MAFIA: SEQUESTRATI BENI PER 70 MLN A IMPRENDITORI SICILIANI
La Direzione investigativa antimafia ha sequestrato beni per oltre 70 milioni di euro ad alcuni imprenditori siciliani coinvolti in indagini di mafia. I provvedimenti di sequestro, emessi dai tribunali di Agrigento e Trapani, che hanno accolto le istanze della Dia e della Dda di Palermo, hanno ad oggetto ditte individuali, società di capitali, terreni, fabbricati, veicoli industriali,complessi aziendali e denaro liquido.
A BOSS DEL TRAPANESE SEQUESTRATI BENI PER 20 MLN
Nell'ambito dell'operazione la Dia di Trapani ha sequestrato beni per oltre 20 milioni all'imprenditore di Castellammare del Golfo (Trapani), Mariano Saracino, già condannato per associazione mafiosa. Il provvedimento è stato eseguito su disposizione della sezione misure di prevenzione del tribunale di Trapani che ha accolto la richiesta della Dda di Palermo e della stessa Dia.

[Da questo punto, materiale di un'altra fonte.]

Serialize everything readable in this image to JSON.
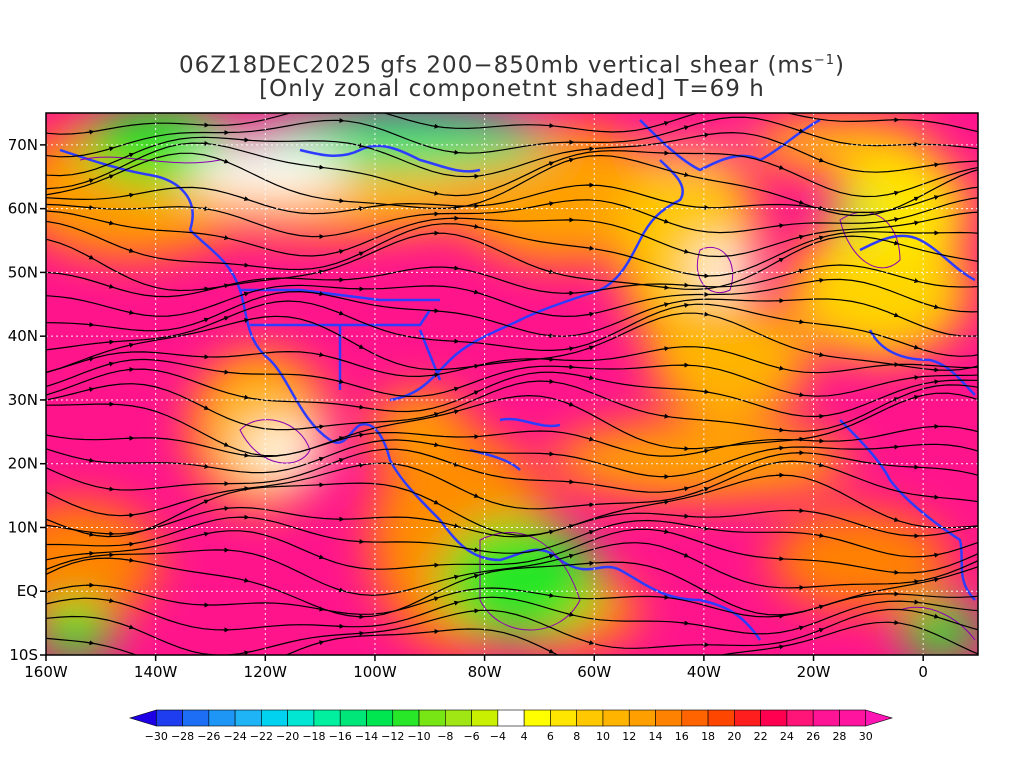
{
  "title": {
    "line1": "06Z18DEC2025 gfs 200−850mb vertical shear (ms",
    "line1_sup": "−1",
    "line1_end": ")",
    "line2": "[Only zonal componetnt shaded] T=69 h"
  },
  "map": {
    "lon_range": [
      -160,
      10
    ],
    "lat_range": [
      -10,
      75
    ],
    "lon_ticks": [
      {
        "value": -160,
        "label": "160W"
      },
      {
        "value": -140,
        "label": "140W"
      },
      {
        "value": -120,
        "label": "120W"
      },
      {
        "value": -100,
        "label": "100W"
      },
      {
        "value": -80,
        "label": "80W"
      },
      {
        "value": -60,
        "label": "60W"
      },
      {
        "value": -40,
        "label": "40W"
      },
      {
        "value": -20,
        "label": "20W"
      },
      {
        "value": 0,
        "label": "0"
      }
    ],
    "lat_ticks": [
      {
        "value": 70,
        "label": "70N"
      },
      {
        "value": 60,
        "label": "60N"
      },
      {
        "value": 50,
        "label": "50N"
      },
      {
        "value": 40,
        "label": "40N"
      },
      {
        "value": 30,
        "label": "30N"
      },
      {
        "value": 20,
        "label": "20N"
      },
      {
        "value": 10,
        "label": "10N"
      },
      {
        "value": 0,
        "label": "EQ"
      },
      {
        "value": -10,
        "label": "10S"
      }
    ],
    "coast_color": "#2e3cff",
    "contour_color": "#8b00b5"
  },
  "colorbar": {
    "labels": [
      "−30",
      "−28",
      "−26",
      "−24",
      "−22",
      "−20",
      "−18",
      "−16",
      "−14",
      "−12",
      "−10",
      "−8",
      "−6",
      "−4",
      "4",
      "6",
      "8",
      "10",
      "12",
      "14",
      "16",
      "18",
      "20",
      "22",
      "24",
      "26",
      "28",
      "30"
    ],
    "colors": [
      "#1e00e6",
      "#1e3cf0",
      "#1e6ef5",
      "#1e96f5",
      "#1eb4f5",
      "#00d2f0",
      "#00e6d2",
      "#00f0a0",
      "#00e678",
      "#00e650",
      "#28e628",
      "#78e614",
      "#a0e614",
      "#c8f000",
      "#ffffff",
      "#ffff00",
      "#ffe600",
      "#ffc800",
      "#ffb400",
      "#ffa000",
      "#ff8200",
      "#ff6400",
      "#ff4600",
      "#ff1e1e",
      "#ff0050",
      "#ff1478",
      "#ff1496",
      "#ff14a0",
      "#ff14b4"
    ]
  }
}
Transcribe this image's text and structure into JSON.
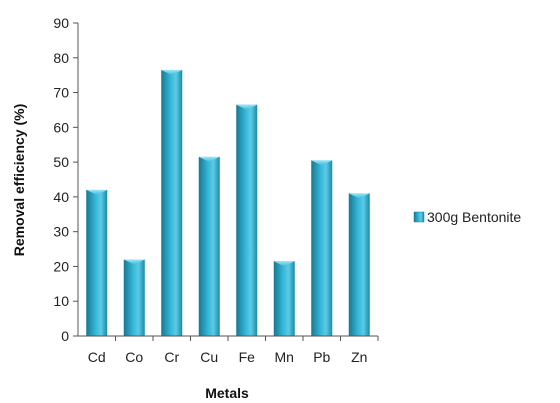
{
  "chart_data": {
    "type": "bar",
    "categories": [
      "Cd",
      "Co",
      "Cr",
      "Cu",
      "Fe",
      "Mn",
      "Pb",
      "Zn"
    ],
    "series": [
      {
        "name": "300g Bentonite",
        "values": [
          42,
          22,
          76.5,
          51.5,
          66.5,
          21.5,
          50.5,
          41
        ]
      }
    ],
    "xlabel": "Metals",
    "ylabel": "Removal efficiency (%)",
    "ylim": [
      0,
      90
    ],
    "yticks": [
      0,
      10,
      20,
      30,
      40,
      50,
      60,
      70,
      80,
      90
    ],
    "grid": false,
    "legend_position": "right",
    "colors": {
      "bar": "#2aa6c8",
      "bar_dark": "#1a7f9c",
      "bar_light": "#6fd4ec",
      "axis": "#555555"
    }
  }
}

A Saracino sono stati sequestrati quote societarie, imprese individuali, 8 appartamenti, 10 unità immobiliari destinati ad attività commerciali, 20 unità immobiliari destinati a magazzini, 6 villini, 30 appezzamenti di terreno edificabile, 4 fondi agricoli, 20 autoveicoli e disponibilità finanziarie depositate nei diversi istituti di credito.

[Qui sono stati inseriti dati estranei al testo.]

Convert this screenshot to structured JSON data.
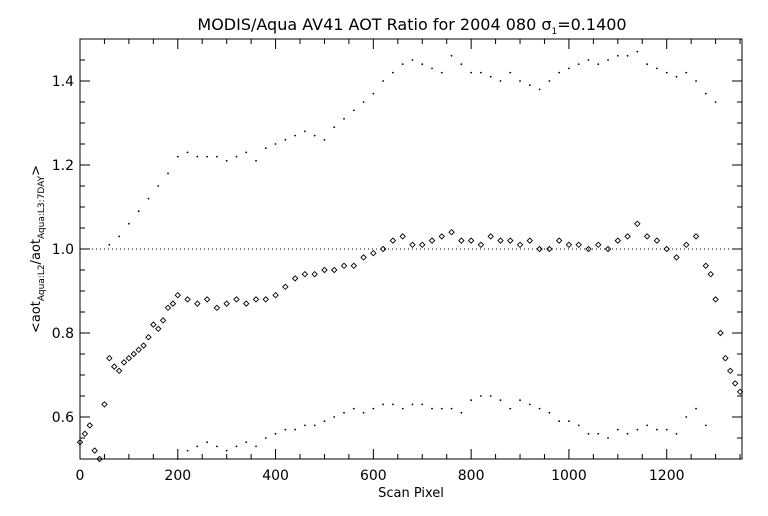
{
  "chart_data": {
    "type": "scatter",
    "title": "MODIS/Aqua AV41 AOT Ratio for 2004 080 σ",
    "title_sub": "1",
    "title_tail": "=0.1400",
    "xlabel": "Scan Pixel",
    "ylabel": {
      "prefix": "<aot",
      "sub1": "Aqua:L2",
      "mid": "/aot",
      "sub2": "Aqua:L3:7DAY",
      "suffix": ">"
    },
    "xlim": [
      0,
      1354
    ],
    "ylim": [
      0.5,
      1.5
    ],
    "x_ticks": [
      0,
      200,
      400,
      600,
      800,
      1000,
      1200
    ],
    "x_tick_labels": [
      "0",
      "200",
      "400",
      "600",
      "800",
      "1000",
      "1200"
    ],
    "y_ticks": [
      0.6,
      0.8,
      1.0,
      1.2,
      1.4
    ],
    "y_tick_labels": [
      "0.6",
      "0.8",
      "1.0",
      "1.2",
      "1.4"
    ],
    "reference_line": {
      "y": 1.0,
      "style": "dotted"
    },
    "series": [
      {
        "role": "mean_ratio",
        "marker": "diamond",
        "x": [
          0,
          10,
          20,
          30,
          40,
          50,
          60,
          70,
          80,
          90,
          100,
          110,
          120,
          130,
          140,
          150,
          160,
          170,
          180,
          190,
          200,
          220,
          240,
          260,
          280,
          300,
          320,
          340,
          360,
          380,
          400,
          420,
          440,
          460,
          480,
          500,
          520,
          540,
          560,
          580,
          600,
          620,
          640,
          660,
          680,
          700,
          720,
          740,
          760,
          780,
          800,
          820,
          840,
          860,
          880,
          900,
          920,
          940,
          960,
          980,
          1000,
          1020,
          1040,
          1060,
          1080,
          1100,
          1120,
          1140,
          1160,
          1180,
          1200,
          1220,
          1240,
          1260,
          1280,
          1290,
          1300,
          1310,
          1320,
          1330,
          1340,
          1350
        ],
        "y": [
          0.54,
          0.56,
          0.58,
          0.52,
          0.5,
          0.63,
          0.74,
          0.72,
          0.71,
          0.73,
          0.74,
          0.75,
          0.76,
          0.77,
          0.79,
          0.82,
          0.81,
          0.83,
          0.86,
          0.87,
          0.89,
          0.88,
          0.87,
          0.88,
          0.86,
          0.87,
          0.88,
          0.87,
          0.88,
          0.88,
          0.89,
          0.91,
          0.93,
          0.94,
          0.94,
          0.95,
          0.95,
          0.96,
          0.96,
          0.98,
          0.99,
          1.0,
          1.02,
          1.03,
          1.01,
          1.01,
          1.02,
          1.03,
          1.04,
          1.02,
          1.02,
          1.01,
          1.03,
          1.02,
          1.02,
          1.01,
          1.02,
          1.0,
          1.0,
          1.02,
          1.01,
          1.01,
          1.0,
          1.01,
          1.0,
          1.02,
          1.03,
          1.06,
          1.03,
          1.02,
          1.0,
          0.98,
          1.01,
          1.03,
          0.96,
          0.94,
          0.88,
          0.8,
          0.74,
          0.71,
          0.68,
          0.66
        ]
      },
      {
        "role": "upper_sigma",
        "marker": "dot",
        "x": [
          60,
          80,
          100,
          120,
          140,
          160,
          180,
          200,
          220,
          240,
          260,
          280,
          300,
          320,
          340,
          360,
          380,
          400,
          420,
          440,
          460,
          480,
          500,
          520,
          540,
          560,
          580,
          600,
          620,
          640,
          660,
          680,
          700,
          720,
          740,
          760,
          780,
          800,
          820,
          840,
          860,
          880,
          900,
          920,
          940,
          960,
          980,
          1000,
          1020,
          1040,
          1060,
          1080,
          1100,
          1120,
          1140,
          1160,
          1180,
          1200,
          1220,
          1240,
          1260,
          1280,
          1300
        ],
        "y": [
          1.01,
          1.03,
          1.06,
          1.09,
          1.12,
          1.15,
          1.18,
          1.22,
          1.23,
          1.22,
          1.22,
          1.22,
          1.21,
          1.22,
          1.23,
          1.21,
          1.24,
          1.25,
          1.26,
          1.27,
          1.28,
          1.27,
          1.26,
          1.29,
          1.31,
          1.33,
          1.35,
          1.37,
          1.4,
          1.42,
          1.44,
          1.45,
          1.44,
          1.43,
          1.42,
          1.46,
          1.44,
          1.42,
          1.42,
          1.41,
          1.4,
          1.42,
          1.4,
          1.39,
          1.38,
          1.4,
          1.42,
          1.43,
          1.44,
          1.45,
          1.44,
          1.45,
          1.46,
          1.46,
          1.47,
          1.44,
          1.43,
          1.42,
          1.41,
          1.42,
          1.4,
          1.37,
          1.35
        ]
      },
      {
        "role": "lower_sigma",
        "marker": "dot",
        "x": [
          200,
          220,
          240,
          260,
          280,
          300,
          320,
          340,
          360,
          380,
          400,
          420,
          440,
          460,
          480,
          500,
          520,
          540,
          560,
          580,
          600,
          620,
          640,
          660,
          680,
          700,
          720,
          740,
          760,
          780,
          800,
          820,
          840,
          860,
          880,
          900,
          920,
          940,
          960,
          980,
          1000,
          1020,
          1040,
          1060,
          1080,
          1100,
          1120,
          1140,
          1160,
          1180,
          1200,
          1220,
          1240,
          1260,
          1280
        ],
        "y": [
          0.5,
          0.52,
          0.53,
          0.54,
          0.53,
          0.52,
          0.53,
          0.54,
          0.53,
          0.55,
          0.56,
          0.57,
          0.57,
          0.58,
          0.58,
          0.59,
          0.6,
          0.61,
          0.62,
          0.61,
          0.62,
          0.63,
          0.63,
          0.62,
          0.63,
          0.63,
          0.62,
          0.62,
          0.62,
          0.61,
          0.64,
          0.65,
          0.65,
          0.64,
          0.62,
          0.64,
          0.63,
          0.62,
          0.61,
          0.59,
          0.59,
          0.58,
          0.56,
          0.56,
          0.55,
          0.57,
          0.56,
          0.57,
          0.58,
          0.57,
          0.57,
          0.56,
          0.6,
          0.62,
          0.58
        ]
      }
    ]
  }
}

A FRATELLI AGRO' SEQUESTRATI BENI PER 50 MLN
Sempre nell'ambito dell'operazione, la Dia ha sequestrato il patrimonio dei fratelli Diego ed Ignazio Agrò, rispettivamente di 64 e 72 anni, imprenditori del settore oleario, originari di Racalmuto (Agrigento). Si tratta di beni mobili ed immobili per un valore di oltre 50 milioni. Il provvedimento è stato emesso dal tribunale di Agrigento, su proposta della Dda di Palermo.
I fratelli Agrò erano già stati arrestati nel 2007, nell'ambito dell'operazione 'Domino 2', scaturita in seguito dalle dichiarazioni del collaboratore di giustizia Maurizio Di Gati, già capo della cosca di Agrigento, e condannati all'ergastolo nel 2009 dalla Corte d'assise di Agrigento per l'omicidio di Mariano Mancuso, avvenuto ad Aragona (Agrigento) nel 1992.
Gli Agrò - in stretti rapporti con i capimafia dell'agrigentino, Salvatore Fragapane, Giuseppe Fanara e Maurizio Di Gati, ai quali gli imprenditori si rivolgevano per dirimere le controversie legate alla propria attività di usurai - avrebbero sollecitato l'uccisione di Mancuso, che si sarebbe rifiutato di restituire il denaro avuto in prestito. Il provvedimento di sequestro riguarda conti correnti, numerosi terreni e fabbricati nelle province di Agrigento, Messina, Brindisi e Perugia, due aziende e quote societarie di diverse imprese operanti nel settore immobiliare, nella produzione e commercializzazione di olio alimentare.